WHOAH!!!!! Really? No way my daughter is going to grow up without remembering her momma. So I'm sticking around for at least a few more years. That's what went through my head after the 'Whoah'
May 07, Marta gets stuck in a 'House' episode. I'm in the secondary emerg, waiting to get a bed and get admitted. I'm on morphine now, so the pain at least is gone. I see a group of doctors in the distance, huddled in a circle and talking with the occassional darting glance shooting my way. They are talking about me - for sure. Suddenly they all stream up and line up in front of my bed. One of them is not wearing a smock, and I looked at him, and said 'you guys are like House, and you must be the 'House' character, although you look much much nicer.' I was dead on. It was a group of Internal Med doctors who work as a team and they came to me to see if they could take my case on as a teaching case as they "highly suspect that the earlier diagnosis is incorrect and they think they know what it is". I was thrilled to have them take my case on, and rightfully so as they were like angels sent from heaven to fix this whole sorted ordeal. This was at about 7am, by noon, I was in for a full cat scan to establish weather the spots on my lungs were Wegener's. The scan came back inconclusive. By 5pm the 'team' had set up a lung biopsy for the next day (Saturday May 08) and I was in first thing in the morning. My dream team, as I've called them since (they actually have a team name, 'the green team') had the surgeon come in on his day off, they had a pathologist come into the operating room to examine the biopsy right there and then, and they opened up the operating room for me alone. I feel like I had horseshoes up my bum, I was sooooo lucky..... We came out of the operation and they were 99.9% sure that it wasn't cancer and was indeed Wegener's.

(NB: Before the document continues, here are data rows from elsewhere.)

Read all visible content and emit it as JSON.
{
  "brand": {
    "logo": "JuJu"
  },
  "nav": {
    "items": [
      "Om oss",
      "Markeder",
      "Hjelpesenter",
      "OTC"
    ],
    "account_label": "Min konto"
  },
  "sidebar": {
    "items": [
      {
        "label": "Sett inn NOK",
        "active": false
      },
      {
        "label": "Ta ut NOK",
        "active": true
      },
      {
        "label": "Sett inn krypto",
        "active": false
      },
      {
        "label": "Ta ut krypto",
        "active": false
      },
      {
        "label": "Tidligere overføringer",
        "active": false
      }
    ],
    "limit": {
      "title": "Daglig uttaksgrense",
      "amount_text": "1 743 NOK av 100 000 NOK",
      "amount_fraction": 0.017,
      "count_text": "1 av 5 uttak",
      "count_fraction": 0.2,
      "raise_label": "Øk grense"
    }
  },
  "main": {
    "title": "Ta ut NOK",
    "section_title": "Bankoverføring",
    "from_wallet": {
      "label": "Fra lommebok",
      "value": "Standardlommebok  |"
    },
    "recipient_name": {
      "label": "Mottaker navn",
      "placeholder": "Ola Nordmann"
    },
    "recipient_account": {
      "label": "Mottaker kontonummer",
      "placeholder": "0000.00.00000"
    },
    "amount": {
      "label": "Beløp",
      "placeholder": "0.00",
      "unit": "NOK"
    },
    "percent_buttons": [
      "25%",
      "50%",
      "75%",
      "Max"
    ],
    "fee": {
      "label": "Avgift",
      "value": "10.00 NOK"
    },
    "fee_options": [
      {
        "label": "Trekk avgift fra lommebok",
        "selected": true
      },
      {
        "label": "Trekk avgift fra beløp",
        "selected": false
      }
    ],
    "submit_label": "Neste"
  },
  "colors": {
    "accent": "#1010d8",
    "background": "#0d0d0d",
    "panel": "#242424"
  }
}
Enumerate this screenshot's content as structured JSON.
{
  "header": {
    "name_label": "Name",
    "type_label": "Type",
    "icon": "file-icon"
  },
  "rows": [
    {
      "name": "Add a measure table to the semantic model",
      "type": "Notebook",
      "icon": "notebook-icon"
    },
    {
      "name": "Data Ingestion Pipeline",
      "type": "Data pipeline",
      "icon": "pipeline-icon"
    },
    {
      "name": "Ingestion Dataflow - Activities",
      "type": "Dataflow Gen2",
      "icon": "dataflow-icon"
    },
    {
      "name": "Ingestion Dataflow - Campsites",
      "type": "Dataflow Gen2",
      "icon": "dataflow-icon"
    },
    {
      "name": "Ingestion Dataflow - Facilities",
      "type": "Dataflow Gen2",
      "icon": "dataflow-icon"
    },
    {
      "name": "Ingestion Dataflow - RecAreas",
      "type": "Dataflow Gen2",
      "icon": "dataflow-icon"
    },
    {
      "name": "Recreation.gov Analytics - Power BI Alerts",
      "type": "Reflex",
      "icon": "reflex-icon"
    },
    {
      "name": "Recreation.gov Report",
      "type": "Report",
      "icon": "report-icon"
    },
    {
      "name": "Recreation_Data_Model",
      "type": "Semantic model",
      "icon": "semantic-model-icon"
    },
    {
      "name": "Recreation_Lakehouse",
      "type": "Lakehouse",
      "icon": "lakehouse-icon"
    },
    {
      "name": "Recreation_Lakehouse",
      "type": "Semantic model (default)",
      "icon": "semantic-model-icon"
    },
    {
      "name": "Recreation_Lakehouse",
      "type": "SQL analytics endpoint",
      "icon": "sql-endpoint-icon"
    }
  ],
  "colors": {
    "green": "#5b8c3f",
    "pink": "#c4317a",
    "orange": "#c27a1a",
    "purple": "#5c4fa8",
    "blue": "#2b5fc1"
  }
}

May 09, 2010. Meet the rheumy. I'm recovering from surgery, hopped up on morphine, and the doc comes in and tells me all the gross side effects from the drugs, but that this is our only option really. It was like I was watching some movie, it was quite surreal. Although there is no question in my mind that - yeah baby, bring on the drug cocktail.
May 10, 2010. Start the cocktail. Re-boot the computer.
Fast forward to July 08, 2010. I'm back home, hanging out with my little monkey and her beautiful daddy. Went out for my first mountain bike ride - two months to the day of the lung biopsy. Feeling stronger each day, got a lot of cheek action happening on my face, but that makes for more fun at home, we have all sorts of cheek jokes going on. I still can't hear out of my left ear, but that's become quite insignificant relatively speaking. I have started to wean off the prednasone, (I started at 60mg and am now down to 50mg, 45mg starting this Monday). Haven't quite figured out the sleep thing yet. My hemoglobin is almost back to normal, so I'm not turning all technicolour shades after taking my cyclophosphamide, which is good as that was quite bizzare. I never know if the weird little things I'm feeling inside are Wegener's based, crazy toxic drug cocktail based, or just in my head, but I think that'll come with time - knowing that is. I'm loving every moment of life, and am thankful to my amazing DREAM TEAM, my beautiful family, my friends, the town I live in (which has the most amazing people) and whoever came up with the drug cocktail to keep us Weggies alive and kicking.
So there, that's my story... hopefully the momentum curve I'm on keeps going in the same direction and I can't wait to shred up the slopes this winter.